«Warum trägt sie denn keine breiten gemütlichen Schuhe, die vorne halt so breit wie ein Kasten sind?», fragte ich.

«Das wagen sie nicht», entgegnete meine Großmutter. «So wie eine Hexe die Glatze unter der Perücke versteckt, so muss sie ihre hässlichen Füße verstecken, indem sie sie in hübsche Menschenschuhe quetscht.»

«Ist das nicht schrecklich unbequem?», fragte ich.

«Grauenhaft unbequem», antwortete meine Großmutter. «Aber damit muss sie zurechtkommen.»

«Wenn sie also normale Schuhe anhat, dann kann ich sie daran auch nicht erkennen, nicht wahr, Großmama?»

«Ich fürchte, du hast Recht», sagte meine Großmutter. «Es könnte dir vielleicht auffallen, dass sie ein wenig humpelt, aber nur, wenn du ganz genau darauf achtest.»

«Und das sind die einzigen Unterschiede, Großmama?»

«Es gibt noch einen», sagte meine Großmutter. «Noch einen einzigen.»

«Was ist das denn, Großmama?»

«Ihre Spucke ist blau.»

«Blau!», schrie ich. «Doch nicht blau! Ihre Spucke kann doch nicht blau sein!»

«So blau wie Blaubeeren», wiederholte sie.

«Das ist nicht dein Ernst, Großmama!

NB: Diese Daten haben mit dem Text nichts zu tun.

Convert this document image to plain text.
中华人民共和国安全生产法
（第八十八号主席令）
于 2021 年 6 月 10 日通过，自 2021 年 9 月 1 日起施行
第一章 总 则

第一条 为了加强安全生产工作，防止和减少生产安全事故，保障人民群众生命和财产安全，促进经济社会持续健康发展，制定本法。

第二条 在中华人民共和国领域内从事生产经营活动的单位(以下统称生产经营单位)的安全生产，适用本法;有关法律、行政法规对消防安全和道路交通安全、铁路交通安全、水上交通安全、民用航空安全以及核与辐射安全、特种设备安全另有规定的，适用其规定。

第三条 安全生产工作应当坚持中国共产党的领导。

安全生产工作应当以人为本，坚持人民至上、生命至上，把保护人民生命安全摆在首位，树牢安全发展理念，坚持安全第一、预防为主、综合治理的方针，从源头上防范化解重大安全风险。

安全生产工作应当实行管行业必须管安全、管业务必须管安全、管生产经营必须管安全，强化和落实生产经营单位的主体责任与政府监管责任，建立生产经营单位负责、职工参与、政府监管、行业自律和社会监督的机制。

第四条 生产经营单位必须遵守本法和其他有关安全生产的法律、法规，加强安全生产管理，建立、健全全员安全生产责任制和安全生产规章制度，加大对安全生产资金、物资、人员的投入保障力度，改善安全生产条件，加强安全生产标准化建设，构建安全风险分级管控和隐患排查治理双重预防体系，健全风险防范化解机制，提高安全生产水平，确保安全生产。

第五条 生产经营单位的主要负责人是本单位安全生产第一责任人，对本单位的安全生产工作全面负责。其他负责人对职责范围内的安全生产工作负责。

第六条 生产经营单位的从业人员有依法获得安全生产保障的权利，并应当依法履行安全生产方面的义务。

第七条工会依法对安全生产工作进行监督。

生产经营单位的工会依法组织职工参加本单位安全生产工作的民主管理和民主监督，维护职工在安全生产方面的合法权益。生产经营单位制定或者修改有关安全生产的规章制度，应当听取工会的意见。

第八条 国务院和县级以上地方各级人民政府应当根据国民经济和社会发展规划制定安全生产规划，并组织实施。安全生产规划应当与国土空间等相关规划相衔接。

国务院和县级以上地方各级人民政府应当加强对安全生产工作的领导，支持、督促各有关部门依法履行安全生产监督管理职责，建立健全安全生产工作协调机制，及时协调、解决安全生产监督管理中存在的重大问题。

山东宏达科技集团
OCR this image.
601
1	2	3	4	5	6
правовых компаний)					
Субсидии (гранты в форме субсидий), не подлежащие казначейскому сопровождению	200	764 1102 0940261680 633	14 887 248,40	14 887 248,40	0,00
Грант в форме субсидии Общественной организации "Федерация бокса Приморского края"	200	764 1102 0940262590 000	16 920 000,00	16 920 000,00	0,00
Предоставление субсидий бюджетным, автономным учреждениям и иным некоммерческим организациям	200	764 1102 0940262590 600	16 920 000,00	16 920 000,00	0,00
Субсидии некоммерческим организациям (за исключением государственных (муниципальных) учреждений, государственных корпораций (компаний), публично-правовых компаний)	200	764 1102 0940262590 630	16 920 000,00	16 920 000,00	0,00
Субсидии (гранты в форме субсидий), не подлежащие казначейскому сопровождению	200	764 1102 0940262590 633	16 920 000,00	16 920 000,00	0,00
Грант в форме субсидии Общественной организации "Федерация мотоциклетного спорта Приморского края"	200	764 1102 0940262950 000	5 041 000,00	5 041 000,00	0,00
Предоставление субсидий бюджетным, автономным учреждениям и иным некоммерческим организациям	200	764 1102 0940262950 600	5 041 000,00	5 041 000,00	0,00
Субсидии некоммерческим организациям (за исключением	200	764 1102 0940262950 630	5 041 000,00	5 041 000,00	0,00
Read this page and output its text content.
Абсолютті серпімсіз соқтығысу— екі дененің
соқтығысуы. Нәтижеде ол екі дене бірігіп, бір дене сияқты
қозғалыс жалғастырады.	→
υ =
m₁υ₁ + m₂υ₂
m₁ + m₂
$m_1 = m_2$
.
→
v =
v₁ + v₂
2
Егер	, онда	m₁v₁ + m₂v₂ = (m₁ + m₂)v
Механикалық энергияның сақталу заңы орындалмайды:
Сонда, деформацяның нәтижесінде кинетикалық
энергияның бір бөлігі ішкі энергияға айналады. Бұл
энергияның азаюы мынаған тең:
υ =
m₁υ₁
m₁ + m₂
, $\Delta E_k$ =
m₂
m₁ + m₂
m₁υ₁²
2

Keiner kann blaue Spucke haben!»

«Hexen wohl», erwiderte sie.

«So wie Tinte?», fragte ich.

«Ganz genau», sagte sie. «Sie pflegen sie sogar zum Schreiben zu benutzen. Sie verwenden diese altmodischen Federhalter mit Stahlfedern, die vorne an der Spitze eine kleine Kuhle haben. Und diese Spitze lecken sie einfach an.»

«Kann man die blaue Spucke erkennen, Großmama? Wenn sich eine Hexe zum Beispiel mit mir unterhält, könnte ich sie dann erkennen?»

«Nur wenn du ganz genau hinschaust», antwortete meine Großmutter. «Wenn du nämlich ganz genau hinschaust, dann könntest du vielleicht sehen, dass sie einen bläulichen Belag auf den Zähnen haben. Aber sehr auffällig ist das nicht.»